Brilliant answer, @Lynne =)

I agree that these are perfect questions to have in mind while going back to user research to find the useful nuggets of actual behaviour and needs that will help shine a way.

A competitor review might show that other fitness apps allow the user to select from a list of challenges when signing up, and/or run weekly competitions throughout the year, but I think the answer for [I]wefitter[/I] can be improved by understanding the unique context. This will also help innovate and build in new ideas to give a competitive advantage.

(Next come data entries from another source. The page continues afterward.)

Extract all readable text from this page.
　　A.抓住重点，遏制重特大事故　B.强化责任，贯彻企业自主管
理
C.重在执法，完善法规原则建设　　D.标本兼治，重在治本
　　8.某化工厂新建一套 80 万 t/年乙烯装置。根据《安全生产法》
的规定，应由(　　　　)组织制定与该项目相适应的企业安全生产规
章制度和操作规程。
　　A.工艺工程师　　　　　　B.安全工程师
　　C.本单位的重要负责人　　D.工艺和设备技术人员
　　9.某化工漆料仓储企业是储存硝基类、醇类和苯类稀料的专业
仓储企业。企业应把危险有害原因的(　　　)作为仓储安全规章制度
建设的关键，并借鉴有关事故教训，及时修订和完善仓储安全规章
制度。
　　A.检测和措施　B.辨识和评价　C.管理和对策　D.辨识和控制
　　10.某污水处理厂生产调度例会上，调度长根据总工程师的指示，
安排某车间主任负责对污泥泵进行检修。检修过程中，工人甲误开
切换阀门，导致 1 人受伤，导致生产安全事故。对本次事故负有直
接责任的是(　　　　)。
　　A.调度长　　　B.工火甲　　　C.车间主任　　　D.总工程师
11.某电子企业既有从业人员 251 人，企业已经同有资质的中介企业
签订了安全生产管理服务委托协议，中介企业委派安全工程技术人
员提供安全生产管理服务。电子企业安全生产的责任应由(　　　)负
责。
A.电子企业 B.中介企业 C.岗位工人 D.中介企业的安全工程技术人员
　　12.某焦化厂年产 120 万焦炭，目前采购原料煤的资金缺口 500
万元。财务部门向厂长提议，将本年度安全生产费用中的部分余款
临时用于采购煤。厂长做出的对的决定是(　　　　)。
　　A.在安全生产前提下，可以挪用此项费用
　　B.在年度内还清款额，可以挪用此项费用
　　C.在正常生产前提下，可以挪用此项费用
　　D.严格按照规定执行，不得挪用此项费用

​To answer your specific questions, @wefitter :

  1. In terms of logics, do you think is logical that a user can join more than one challenge at the time?
    Yes, I think it might. People often have conflicting or harmonious thoughts and feelings about their health, the way they spend their time and their motivations for getting fitter. I would expect that some smaller and easier goals might help them see progress on the way to more ambitious ones, or a mix of challenges be more interesting rather than the same one for a long period. The user research will help highlight the primary focus for this.

  2. Do you think is ok or should be restricted to one challenge at the time?
    As above.

  3. Will it damage users with less possibilities and adding restrictions?
    Possibly, you’d need to do some health or fitness psychology research to find out. A starting hypothesis might be that less possibilities helps keep focus and minimise distractions, or it might be that adding restrictions hampers users from staying motivated and engaged. Engagement seems like it will be pretty key to the app.

  4. Do you think user can join as many challenges they want or should be restricted to one at a time?
    There might be something important in letting users find a challenge that suits them, but similarly if we got to choose our own challenges we might not choose ones that were good for us. Maybe having friends challenge you on something would add a helpful element of competition or motivation? Too many challenges at once will be overwhelming and prevent focus, but similarly (and as above) being to restricted might also make it less engaging or interesting—but that really depends on how you design the limited choices.